Now I am Dutch but I have lived in the USA for a little while, and I have seen that while there is the liberty to bear arms, there are other forces like religion in order to make people be connected. It is basically the love and empathy for each other that makes people reflect when they get angry instead of act on the impulse. In the USA you can go to Cabela’s around the corner and simply get your gun, so I don’t think 3d printing will have that much of a cultural influence there. But here in Europe, the situation is entirely different. Yes you could obtain a gun, but you will probably have to encounter some shady characters who can get it for you from Czech Republic, Ukrain, Bosnia or some other shady country. Many people simply do not want to associate themselves with such people, and I believe that when they could do it with a 3d printer, it’s felt not as a shady but maybe even as a cool thing to do, and then they would definitely do it. 3d printing takes the criminal ‘feeling’ off of it, and I think for many people over here, esp. fathers, it would make them want to have such a weapon. So also in Europe I feel that 3d printing of weapons will have a big impact.

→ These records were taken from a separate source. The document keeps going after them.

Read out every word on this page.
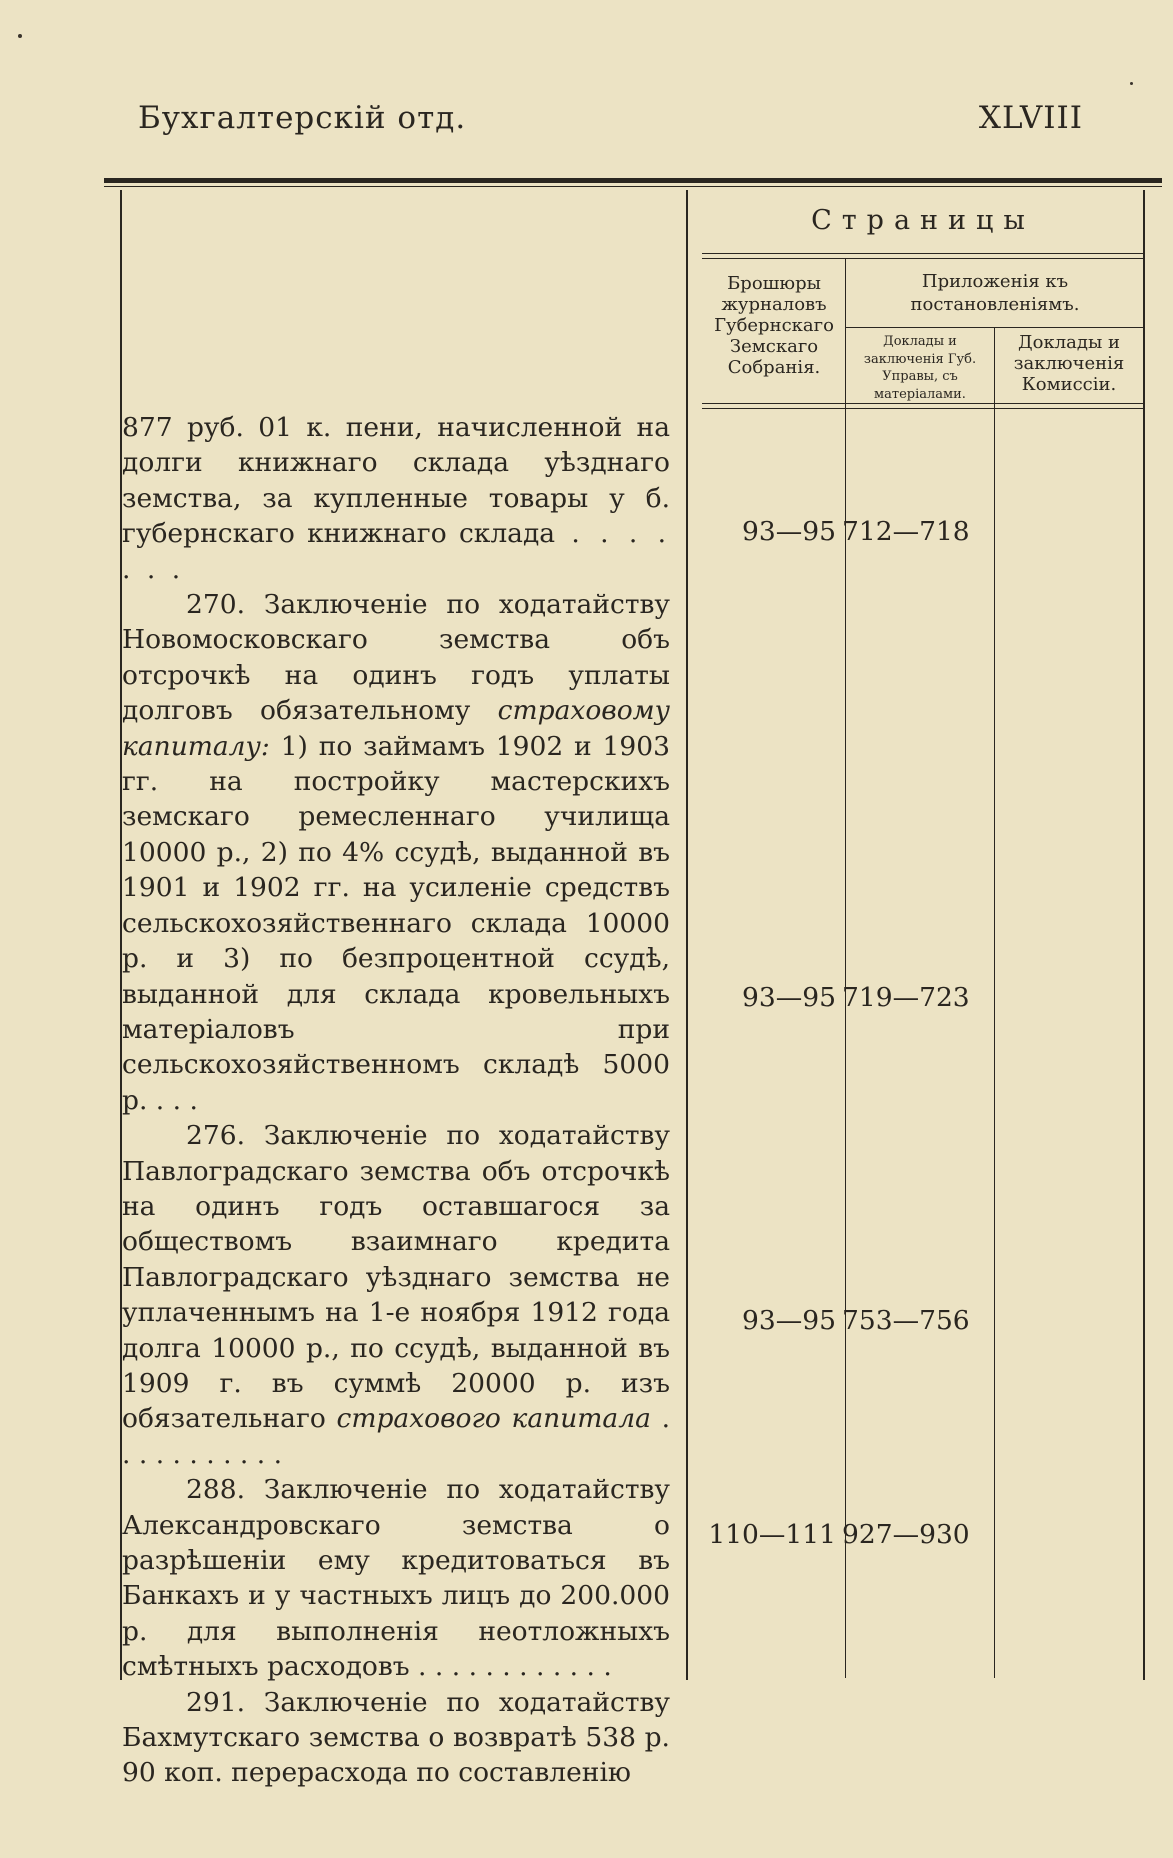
Бухгалтерскій отд.	XLVIII
Страницы
Брошюры журналовъ Губернскаго Земскаго Собранія.
Приложенія къ постановленіямъ.
Доклады и заключенія Губ. Управы, съ матеріалами.
Доклады и заключенія Комиссіи.
877 руб. 01 к. пени, начисленной на долги книжнаго склада уѣзднаго земства, за купленные товары у б. губернскаго книжнаго склада . . .
270. Заключеніе по ходатайству Новомосковскаго земства объ отсрочкѣ на одинъ годъ уплаты долговъ обязательному страховому капиталу: 1) по займамъ 1902 и 1903 гг. на постройку мастерскихъ земскаго ремесленнаго училища 10000 р., 2) по 4% ссудѣ, выданной въ 1901 и 1902 гг. на усиленіе средствъ сельскохозяйственнаго склада 10000 р. и 3) по безпроцентной ссудѣ, выданной для склада кровельныхъ матеріаловъ при сельскохозяйственномъ складѣ 5000 р. . . .
276. Заключеніе по ходатайству Павлоградскаго земства объ отсрочкѣ на одинъ годъ оставшагося за обществомъ взаимнаго кредита Павлоградскаго уѣзднаго земства не уплаченнымъ на 1-е ноября 1912 года долга 10000 р., по ссудѣ, выданной въ 1909 г. въ суммѣ 20000 р. изъ обязательнаго страхового капитала . . . . . . . . . . .
288. Заключеніе по ходатайству Александровскаго земства о разрѣшеніи ему кредитоваться въ Банкахъ и у частныхъ лицъ до 200.000 р. для выполненія неотложныхъ смѣтныхъ расходовъ . . . . . . . . . . . .
291. Заключеніе по ходатайству Бахмутскаго земства о возвратѣ 538 р. 90 коп. перерасхода по составленію
93—95 712—718
93—95 719—723
93—95 753—756
110—111 927—930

A big cultural difference is that over here, personal freedom is only promoted within the boundaries of conformism. As long as you go along, and act normal, there’s no problem. The inner child, the ego, is repressed to a much larger extent than in the extrovert culture of the USA where everyone can simply act out their child if they like, and ‘be as they are’ (the confusion comes when people realize that they are not the character, the person, though). In the US, I see much more that the solution to inner anger is love, and people have not too much trouble expressing that, but over here there’s more of a tendency to repress the anger and just conform. We have not accepted the outside God as the way to love, so we’d have to dig all the way through all that anger and fear. Since that’s much harder, it’s easier to repress it and just act normal. I think if anyone could have a gun here, the cultural shift would be quite big. It will be the end of conformism, there is no more safety guaranteed (there never was anyway, but at least it seemed that way), so it confronts people with a deeper fear. I think it will shake things up quite a bit. But then when restriction and repression has become an outdated strategy of the old world you could say, I agree with people such as the Dalai Lama who emphasize that education is the main thing to focus on. We will need to transform society from the bottom up, by including emotional development into the educational system already for children at a very young age, so that they learn to navigate through not just the outer world of society, but also through the inner world of mind.

I know that was not very coherent, just my 2 cents.